I remember where I was the moment I realized I had no idea what to do with my life, mostly because it only happened a few weeks ago. It was the Friday before finals in the winter 2008 quarter. I was walking on that road between Starbucks and the Administration building. A wave of panic washed over me. I had no idea where I wanted to go in life.
The plan was always to graduate from college, but now that I was in my third year at UC Irvine and graduation loomed in the distance, I needed to take my future into serious consideration. For a while I kicked around the idea that I wanted to be a lawyer, but I truly had no idea what a lawyer does. Next, a wonderful TA suggested I could become a history professor. Despite being infinitely nerdy, the idea was something I pondered. I love writing and wondered if it was something I should pursue professionally. The plain truth was that I had no idea where I would end up after graduation.
I became lost. I still worked hard to keep my grades as high as possible but, without any goal to strive for, it became difficult to pool the motivation required to review my notes or re-read the text books. Time did not help me find the right path on my journey. As I struggled to understand what I wanted to do in this world, I only became increasingly lost in its currents.

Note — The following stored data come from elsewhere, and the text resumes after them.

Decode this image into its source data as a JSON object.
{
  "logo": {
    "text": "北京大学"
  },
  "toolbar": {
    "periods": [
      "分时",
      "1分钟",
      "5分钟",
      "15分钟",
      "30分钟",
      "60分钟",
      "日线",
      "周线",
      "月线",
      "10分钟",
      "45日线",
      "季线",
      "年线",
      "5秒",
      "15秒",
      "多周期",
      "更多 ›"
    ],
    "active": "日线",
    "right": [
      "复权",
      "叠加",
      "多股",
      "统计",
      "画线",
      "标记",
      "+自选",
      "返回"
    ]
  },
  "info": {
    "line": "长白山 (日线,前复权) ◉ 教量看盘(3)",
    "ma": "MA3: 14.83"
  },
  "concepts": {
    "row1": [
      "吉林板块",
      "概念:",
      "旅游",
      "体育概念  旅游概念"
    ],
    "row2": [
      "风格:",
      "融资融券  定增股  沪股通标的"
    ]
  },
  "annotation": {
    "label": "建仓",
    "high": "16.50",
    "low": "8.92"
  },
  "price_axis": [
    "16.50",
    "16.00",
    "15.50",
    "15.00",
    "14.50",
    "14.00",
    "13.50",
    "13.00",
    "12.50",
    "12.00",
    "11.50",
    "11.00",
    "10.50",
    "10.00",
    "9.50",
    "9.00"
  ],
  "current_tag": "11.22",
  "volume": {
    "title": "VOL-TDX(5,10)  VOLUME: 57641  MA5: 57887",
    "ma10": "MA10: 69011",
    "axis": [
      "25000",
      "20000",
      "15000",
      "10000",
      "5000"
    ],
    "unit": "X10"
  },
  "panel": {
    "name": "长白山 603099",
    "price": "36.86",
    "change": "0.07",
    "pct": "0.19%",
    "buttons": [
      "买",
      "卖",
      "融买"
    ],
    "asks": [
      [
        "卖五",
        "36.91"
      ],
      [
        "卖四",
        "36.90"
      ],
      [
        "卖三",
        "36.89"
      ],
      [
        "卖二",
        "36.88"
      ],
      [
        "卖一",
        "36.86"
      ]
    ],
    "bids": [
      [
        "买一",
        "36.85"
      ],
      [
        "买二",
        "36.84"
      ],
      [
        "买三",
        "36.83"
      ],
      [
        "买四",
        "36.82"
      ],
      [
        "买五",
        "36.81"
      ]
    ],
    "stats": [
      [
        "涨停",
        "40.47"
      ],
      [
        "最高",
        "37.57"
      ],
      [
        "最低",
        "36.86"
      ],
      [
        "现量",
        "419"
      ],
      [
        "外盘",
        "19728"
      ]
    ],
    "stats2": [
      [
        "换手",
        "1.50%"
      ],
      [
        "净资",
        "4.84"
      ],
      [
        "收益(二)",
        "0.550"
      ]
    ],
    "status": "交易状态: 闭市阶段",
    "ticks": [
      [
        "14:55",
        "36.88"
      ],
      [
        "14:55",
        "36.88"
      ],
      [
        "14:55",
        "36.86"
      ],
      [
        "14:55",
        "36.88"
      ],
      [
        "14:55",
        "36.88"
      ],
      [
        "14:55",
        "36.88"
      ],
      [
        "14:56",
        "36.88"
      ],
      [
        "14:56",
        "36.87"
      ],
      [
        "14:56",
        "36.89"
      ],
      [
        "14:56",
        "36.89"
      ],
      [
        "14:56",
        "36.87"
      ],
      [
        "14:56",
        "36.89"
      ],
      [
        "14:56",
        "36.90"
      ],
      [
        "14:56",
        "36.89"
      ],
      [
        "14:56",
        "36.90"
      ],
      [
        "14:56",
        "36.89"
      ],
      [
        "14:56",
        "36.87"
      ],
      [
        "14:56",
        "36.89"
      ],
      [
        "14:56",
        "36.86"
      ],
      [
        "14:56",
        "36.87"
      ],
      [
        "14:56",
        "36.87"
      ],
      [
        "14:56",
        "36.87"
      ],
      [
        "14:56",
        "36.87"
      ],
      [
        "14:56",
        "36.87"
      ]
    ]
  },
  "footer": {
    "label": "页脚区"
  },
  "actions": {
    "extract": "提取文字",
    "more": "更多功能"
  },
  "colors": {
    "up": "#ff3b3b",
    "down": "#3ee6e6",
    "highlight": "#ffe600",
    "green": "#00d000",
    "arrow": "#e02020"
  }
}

Then I listened to advice dispensed from dozens of sources. I asked anyone who would listen, what should I do? One friend suggested imagining my own funeral and how I wanted people to remember me. Of course, I wanted to be remembered for being Batman, so that was out. My parents remained as vague as possible in order to avoid any guilt about forcing me into the wrong career. I could have contacted the Career Center or one of the many places available for guidance on campus, but I am a dude and we have a hard time asking for help from the establishment.
I began to consider seriously a variety of insane options. The most prominent and recurring idea was for me to escape into the woods where I would live off the land, never to worry about the responsibilities of the modern world. There were two problems with this. First, I cannot grow the Grizzly Adams-type beard necessary for this lifestyle. Second, I really like women and no one wants to date a smelly woodlands hermit.
All of a sudden it came to me— why do I need to know what I want to do for the rest of my life right now? We have been spoon-fed this idea that in order to succeed we need to know exactly where we are going from an extremely early age. Nearly every celebrity has a story about how they discovered their passion when they were nine years old. Matters were only made worse when I made a great deal of friends in the drama department who have done nothing but struggle to become actors for almost a decade while the rest of my friends slave in the biological sciences department to obtain the coveted rank of doctor. Bravo to them and anyone else who has an unquenchable passion, but that kind of life is not for me.
The fact is that I do not have that kind of focus. I never had a true passion for any of my hobbies. As I grew up I acted, played soccer, wrote, camped and performed stand-up comedy. I loved all of these things, but not with the burning intensity required to pursue them later in life. I have taken classes in criminology, psychology, physics, biology and environmental science, but not one has excited me for a lifetime of experience in their field, but that is perfectly okay.
I only reached peace when I talked to a wonderful graduate student named Jennifer Piazza. She said that someday I will look back to when I was 20 and understand that at this age I can do anything and that I have plenty of time. She is completely right. I am going to take a couple years to work abroad. I do not care where; I want to see the world for a while before I settle on a career. There is no difference between someone who started being a lawyer at 29 instead of 28 so why should I get a brain aneurism worrying about where I want to go in life? The journey of life is long, and there is no rush to get to the end.